再训练和数据分割对深度学习模型在胸片COVID-19分类任务中的泛化性的影响

目的：本研究旨在研究不同的模型再训练方案和数据分区对模型在标准胸片（CXR）COVID-19分类任务中的表现的影响，并探讨模型的可推广性：方法：使用来自同一机构的两个数据集：方法：使用来自同一机构的两个数据集：数据集 A（9860 名患者，收集时间为 2020 年 2 月 20 日至 2021 年 3 月 2 日）和数据集 B（5893 名患者，收集时间为 2020 年 3 月 15 日至 2022 年 1 月 1 日）。在 COVID-19 分类任务中，使用集合 A 的初始分区训练和测试的原始深度学习 (DL) 模型的曲线下面积 (AUC) 值为 0.76，而集合 B 的曲线下面积 (AUC) 值明显较低，为 0.67。为了探究这一差异，对原始模型分别采取了四种策略：(1) 使用集合 B 重新训练；(2) 使用集合 B 进行微调；(3) L 2 正则化；(4) 将集合 A 的训练集重新划分 200 次并报告 AUC 值：该模型在四种方法中取得了以下 AUC 值（95% 置信区间）：(1) 0.61 [0.56, 0.66]；(2) 0.70 [0.66, 0.73]，均在集合 B 上；(3) 在集合 A 的初始测试分区上取得了 0.76 [0.72, 0.79]，在集合 A 的初始测试分区上取得了 0.68 [0.集合 A 重新分区的最低 AUC 值（0.66 [0.62, 0.69]）与集合 B 初始测试分区的 0.67 已无显著差异：结论：用于训练 DL 模型的同一数据集的不同数据分区显示出明显不同的性能值，这有助于解释集合 A 和集合 B 之间的差异，并进一步证明了模型通用性的局限性。
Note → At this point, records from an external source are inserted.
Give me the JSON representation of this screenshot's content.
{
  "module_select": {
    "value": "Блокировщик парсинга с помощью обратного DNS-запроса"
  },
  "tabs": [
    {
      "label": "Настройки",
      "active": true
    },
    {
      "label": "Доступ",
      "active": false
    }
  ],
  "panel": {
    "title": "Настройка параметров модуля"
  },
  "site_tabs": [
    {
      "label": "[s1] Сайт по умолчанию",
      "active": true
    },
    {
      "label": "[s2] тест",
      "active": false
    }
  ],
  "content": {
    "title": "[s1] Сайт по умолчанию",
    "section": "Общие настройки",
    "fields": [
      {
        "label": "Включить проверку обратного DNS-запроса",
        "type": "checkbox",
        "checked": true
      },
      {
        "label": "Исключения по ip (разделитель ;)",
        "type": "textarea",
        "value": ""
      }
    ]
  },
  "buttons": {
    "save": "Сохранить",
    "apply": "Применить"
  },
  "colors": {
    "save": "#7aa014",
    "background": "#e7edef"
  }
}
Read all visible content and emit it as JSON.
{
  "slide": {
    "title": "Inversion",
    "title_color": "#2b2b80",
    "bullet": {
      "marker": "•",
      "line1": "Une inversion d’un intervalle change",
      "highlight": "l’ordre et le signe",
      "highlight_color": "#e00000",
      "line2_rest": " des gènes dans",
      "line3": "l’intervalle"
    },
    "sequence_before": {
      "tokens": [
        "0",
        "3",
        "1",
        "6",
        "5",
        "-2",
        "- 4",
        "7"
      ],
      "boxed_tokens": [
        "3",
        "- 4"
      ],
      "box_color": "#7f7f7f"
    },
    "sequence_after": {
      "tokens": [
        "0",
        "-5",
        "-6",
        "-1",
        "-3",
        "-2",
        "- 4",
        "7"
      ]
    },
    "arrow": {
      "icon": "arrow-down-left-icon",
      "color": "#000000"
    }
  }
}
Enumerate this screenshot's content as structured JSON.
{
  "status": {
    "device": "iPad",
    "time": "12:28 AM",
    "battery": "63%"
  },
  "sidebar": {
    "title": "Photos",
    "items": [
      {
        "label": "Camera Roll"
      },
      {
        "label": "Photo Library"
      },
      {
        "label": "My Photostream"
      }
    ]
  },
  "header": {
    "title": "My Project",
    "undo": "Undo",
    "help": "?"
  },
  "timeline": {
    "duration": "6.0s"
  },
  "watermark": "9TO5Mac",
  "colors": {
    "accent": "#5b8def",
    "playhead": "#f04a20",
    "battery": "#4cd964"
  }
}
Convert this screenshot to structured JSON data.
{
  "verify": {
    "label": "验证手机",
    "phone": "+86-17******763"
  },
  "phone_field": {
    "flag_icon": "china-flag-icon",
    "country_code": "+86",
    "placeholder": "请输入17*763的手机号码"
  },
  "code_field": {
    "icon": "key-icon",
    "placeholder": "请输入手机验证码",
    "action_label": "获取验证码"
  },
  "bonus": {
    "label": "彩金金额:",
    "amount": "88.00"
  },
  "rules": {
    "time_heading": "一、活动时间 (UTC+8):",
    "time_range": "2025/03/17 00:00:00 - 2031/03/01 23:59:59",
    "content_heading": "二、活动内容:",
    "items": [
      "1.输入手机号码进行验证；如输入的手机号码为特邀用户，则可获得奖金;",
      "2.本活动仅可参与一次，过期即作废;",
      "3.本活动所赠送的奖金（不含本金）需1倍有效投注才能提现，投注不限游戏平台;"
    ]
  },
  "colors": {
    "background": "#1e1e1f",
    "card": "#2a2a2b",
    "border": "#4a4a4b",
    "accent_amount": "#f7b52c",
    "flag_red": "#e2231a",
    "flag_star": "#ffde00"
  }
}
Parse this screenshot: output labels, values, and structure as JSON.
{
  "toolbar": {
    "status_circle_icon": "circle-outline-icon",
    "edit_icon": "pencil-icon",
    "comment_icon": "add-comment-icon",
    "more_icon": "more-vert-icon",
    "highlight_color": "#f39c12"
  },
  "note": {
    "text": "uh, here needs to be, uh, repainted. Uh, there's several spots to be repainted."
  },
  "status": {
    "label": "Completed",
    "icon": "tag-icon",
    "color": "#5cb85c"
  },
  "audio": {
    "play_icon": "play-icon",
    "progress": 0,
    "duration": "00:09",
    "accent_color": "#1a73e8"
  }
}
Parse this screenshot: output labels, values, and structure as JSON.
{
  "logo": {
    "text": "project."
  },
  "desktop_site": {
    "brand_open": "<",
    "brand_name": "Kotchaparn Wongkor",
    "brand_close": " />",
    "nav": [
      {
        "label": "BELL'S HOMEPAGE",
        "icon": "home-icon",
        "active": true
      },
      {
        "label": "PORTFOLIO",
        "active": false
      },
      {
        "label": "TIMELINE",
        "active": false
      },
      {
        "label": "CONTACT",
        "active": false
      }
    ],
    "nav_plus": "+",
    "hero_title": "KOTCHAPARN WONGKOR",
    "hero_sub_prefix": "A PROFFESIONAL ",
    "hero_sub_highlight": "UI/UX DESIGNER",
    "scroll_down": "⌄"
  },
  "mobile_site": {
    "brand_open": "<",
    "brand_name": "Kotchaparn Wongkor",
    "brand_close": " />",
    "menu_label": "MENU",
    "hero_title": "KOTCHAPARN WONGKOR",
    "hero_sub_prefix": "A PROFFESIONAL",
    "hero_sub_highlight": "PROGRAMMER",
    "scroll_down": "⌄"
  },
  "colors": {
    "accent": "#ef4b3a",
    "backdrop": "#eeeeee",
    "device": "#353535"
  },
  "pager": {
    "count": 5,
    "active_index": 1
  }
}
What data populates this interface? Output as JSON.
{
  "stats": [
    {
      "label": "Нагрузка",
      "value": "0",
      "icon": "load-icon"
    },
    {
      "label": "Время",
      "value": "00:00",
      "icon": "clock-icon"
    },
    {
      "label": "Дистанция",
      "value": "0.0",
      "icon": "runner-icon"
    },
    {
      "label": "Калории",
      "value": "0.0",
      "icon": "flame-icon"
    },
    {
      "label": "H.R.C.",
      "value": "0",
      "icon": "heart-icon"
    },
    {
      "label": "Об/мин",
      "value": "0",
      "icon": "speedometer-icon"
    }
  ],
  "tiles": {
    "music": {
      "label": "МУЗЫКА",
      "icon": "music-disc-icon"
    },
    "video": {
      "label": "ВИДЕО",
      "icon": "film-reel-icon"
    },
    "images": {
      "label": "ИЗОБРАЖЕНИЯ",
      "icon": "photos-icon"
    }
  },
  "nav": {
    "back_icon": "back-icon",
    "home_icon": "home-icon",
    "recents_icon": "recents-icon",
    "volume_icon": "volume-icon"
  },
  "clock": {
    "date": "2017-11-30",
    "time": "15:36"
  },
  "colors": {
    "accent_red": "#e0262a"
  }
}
本文章由计算机程序翻译，如有差异，请以英文原文为准。

求助全文

约1分钟内获得全文求助全文

来源期刊

Journal of Medical Imaging RADIOLOGY, NUCLEAR MEDICINE & MEDICAL IMAGING-

CiteScore

4.10

自引率

4.20%

发文量

期刊介绍： JMI covers fundamental and translational research, as well as applications, focused on medical imaging, which continue to yield physical and biomedical advancements in the early detection, diagnostics, and therapy of disease as well as in the understanding of normal. The scope of JMI includes: Imaging physics, Tomographic reconstruction algorithms (such as those in CT and MRI), Image processing and deep learning, Computer-aided diagnosis and quantitative image analysis, Visualization and modeling, Picture archiving and communications systems (PACS), Image perception and observer performance, Technology assessment, Ultrasonic imaging, Image-guided procedures, Digital pathology, Biomedical applications of biomedical imaging. JMI allows for the peer-reviewed communication and archiving of scientific developments, translational and clinical applications, reviews, and recommendations for the field.